Vurucu Bölüm 39

Vurucu Bölüm 39

[Devran]

Tavanda bir çatlak olması mı iyi yoksa olmaması mı? Olduğunda onu seyredip oyalanabilirsin. Ama büyüyor mu diye kaygılanabilirsin de. Olmadığında da sıkılırsın.

Herkes sıkılıyor mudur acaba? Mesela şimdi çimenlerin üzerinde olsa… Gökyüzüne baksa… Yine tek başına olsa… Sıkılır mıydı?

Eğer orada da sıkılacaksa, hastane yatağıyla çimenin üzerinde olmak arasındaki fark neydi?

Peki. Orada sıkılmazsa… Sıkıntıyı geçiren gökyüzü mü çimen mi? Naz’ı bahçeye yatırsalar sıkıntısı geçecek mi yani?

Eğer geçmezse… Sıkıntıyı yaratan beyaz bir tavan ya da çimenle gökyüzü değilse… kendisi mi o zaman? O nerede olursa olsun sıkılır mı o zaman?

Herhangi birisi, dışarıda herkesle her şeyi yapabilecek olmasına rağmen sıkılırsa mesela… Naz burada hiç sıkılmamayı başarırsa, ondan mutlu mudur o zaman?

O ses ne? Biri mi geldi?

Hayır, nefes sesi yok. Dışarıdanmış. Sakin ol Houston. Odada kimse yok. Odada kimse olmasın diye gitti Alp. O yüzden, kimse yok.

Odada kimse olmasın diye…

O gün nefes sesini yeniden duyduğunda bir an aklı çıkmış, ‘O burada’ demişti Alp’e gözleriyle.

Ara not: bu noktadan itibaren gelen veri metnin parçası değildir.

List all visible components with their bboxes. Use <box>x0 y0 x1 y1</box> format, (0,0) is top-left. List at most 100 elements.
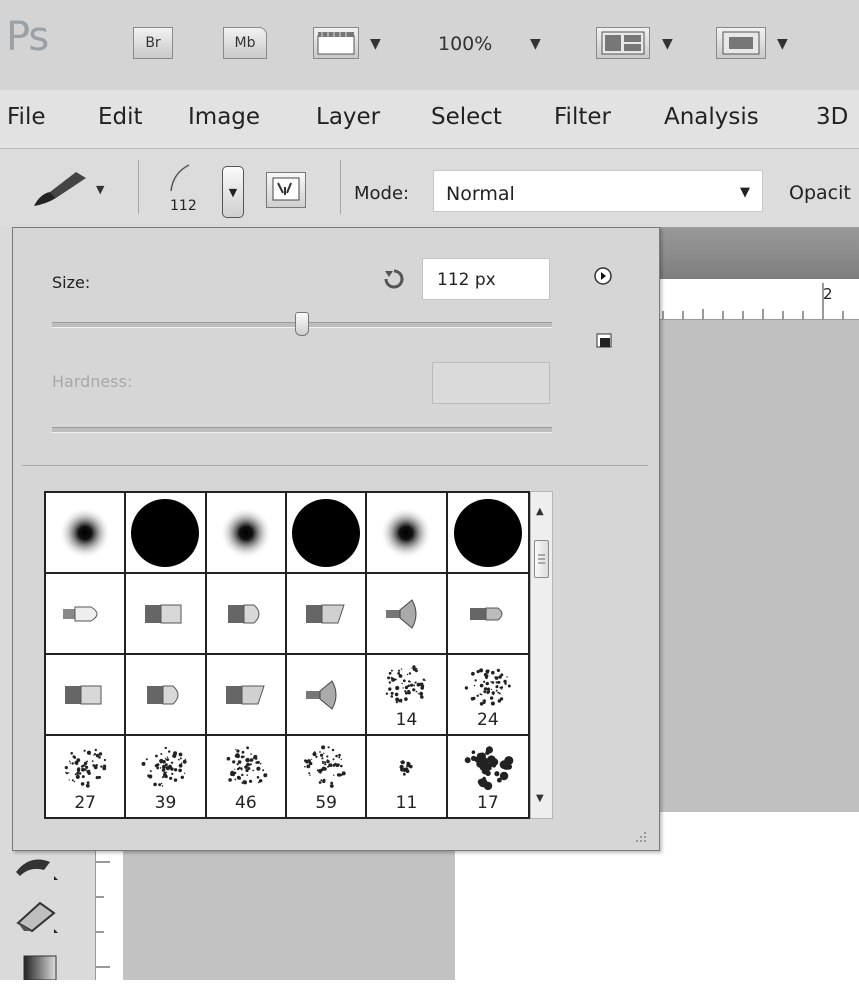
brush-preset-2[interactable] <box>126 493 207 574</box>
brush-tip-icon <box>59 506 112 559</box>
brush-tip-icon <box>292 498 361 567</box>
blend-mode-value: Normal <box>446 183 515 205</box>
brush-panel-icon <box>272 177 300 201</box>
brush-preset-16[interactable] <box>287 655 368 736</box>
scrollbar-thumb[interactable] <box>534 540 549 578</box>
history-brush-tool-icon[interactable] <box>10 848 70 882</box>
menu-layer[interactable]: Layer <box>316 104 380 130</box>
brush-tip-icon <box>219 506 272 559</box>
menu-image[interactable]: Image <box>188 104 260 130</box>
brush-tip-icon <box>469 607 503 620</box>
menu-select[interactable]: Select <box>431 104 502 130</box>
brush-preset-4[interactable] <box>287 493 368 574</box>
opacity-label: Opacit <box>789 182 851 204</box>
size-slider-thumb[interactable] <box>295 312 309 336</box>
brush-preset-15[interactable] <box>206 655 287 736</box>
brush-preset-18[interactable]: 24 <box>447 655 528 736</box>
brush-preset-12[interactable] <box>447 574 528 655</box>
hardness-input <box>432 362 550 404</box>
eraser-tool-icon[interactable] <box>10 895 70 935</box>
size-value: 112 px <box>437 270 496 290</box>
brush-preset-10[interactable] <box>287 574 368 655</box>
menu-filter[interactable]: Filter <box>554 104 611 130</box>
bridge-label: Br <box>145 35 161 51</box>
screen-mode-button[interactable] <box>716 27 766 59</box>
brush-preset-6[interactable] <box>447 493 528 574</box>
brush-tool-preset-icon[interactable] <box>28 168 90 210</box>
brush-tip-icon <box>145 604 182 623</box>
brush-tip-icon <box>227 604 260 623</box>
photoshop-logo: Ps <box>6 14 49 60</box>
brush-preset-3[interactable] <box>206 493 287 574</box>
tool-preset-dropdown-icon[interactable]: ▼ <box>96 183 104 196</box>
brush-preset-8[interactable] <box>126 574 207 655</box>
brush-preset-5[interactable] <box>367 493 448 574</box>
size-input[interactable]: 112 px <box>422 258 550 300</box>
brush-preset-size: 46 <box>235 793 257 813</box>
brush-preset-9[interactable] <box>206 574 287 655</box>
brush-preset-23[interactable]: 11 <box>367 736 448 817</box>
mini-bridge-button[interactable]: Mb <box>223 27 267 59</box>
brush-preset-size: 27 <box>74 793 96 813</box>
menu-analysis[interactable]: Analysis <box>664 104 759 130</box>
brush-preset-21[interactable]: 46 <box>207 736 287 817</box>
size-label: Size: <box>52 273 91 292</box>
brush-preset-14[interactable] <box>126 655 207 736</box>
brush-tip-icon <box>147 685 179 704</box>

O anda da konuşmuştu adam.

Babasıymış meğer. Alp’in babası…

İçlerinde fırtına esen gözlere buzulların yerleşmesini an be an izlemişti Naz. Sanki bütün yaşam enerjisi çekilmişti içlerinden. Oysa o sırada kızgındı Alp. Söyleniyor, mücadele ediyordu. Son kez Naz için mücadele ediyordu.

O sesi duyduktan sonra her şey bitmişti ama. Naz’a bakmış… Soluklarını düzene sokmak için üstün bir çaba harcamış… Sonrasında yeniden oteldeki Alp olmuştu. Soğuk, alaycı, acımasız, umursamaz…

Alp’in oyunları Naz için kukla tiyatrosunu seyretmek gibiydi. Hep öyle olmuştu. Havuzda da… Restoranda da… Hep eğreti bir oyun. O yüzden babasına söylediği her cümledeki anlamı görebilmiş, aralarındaki ilişkiyi net olarak anlamıştı.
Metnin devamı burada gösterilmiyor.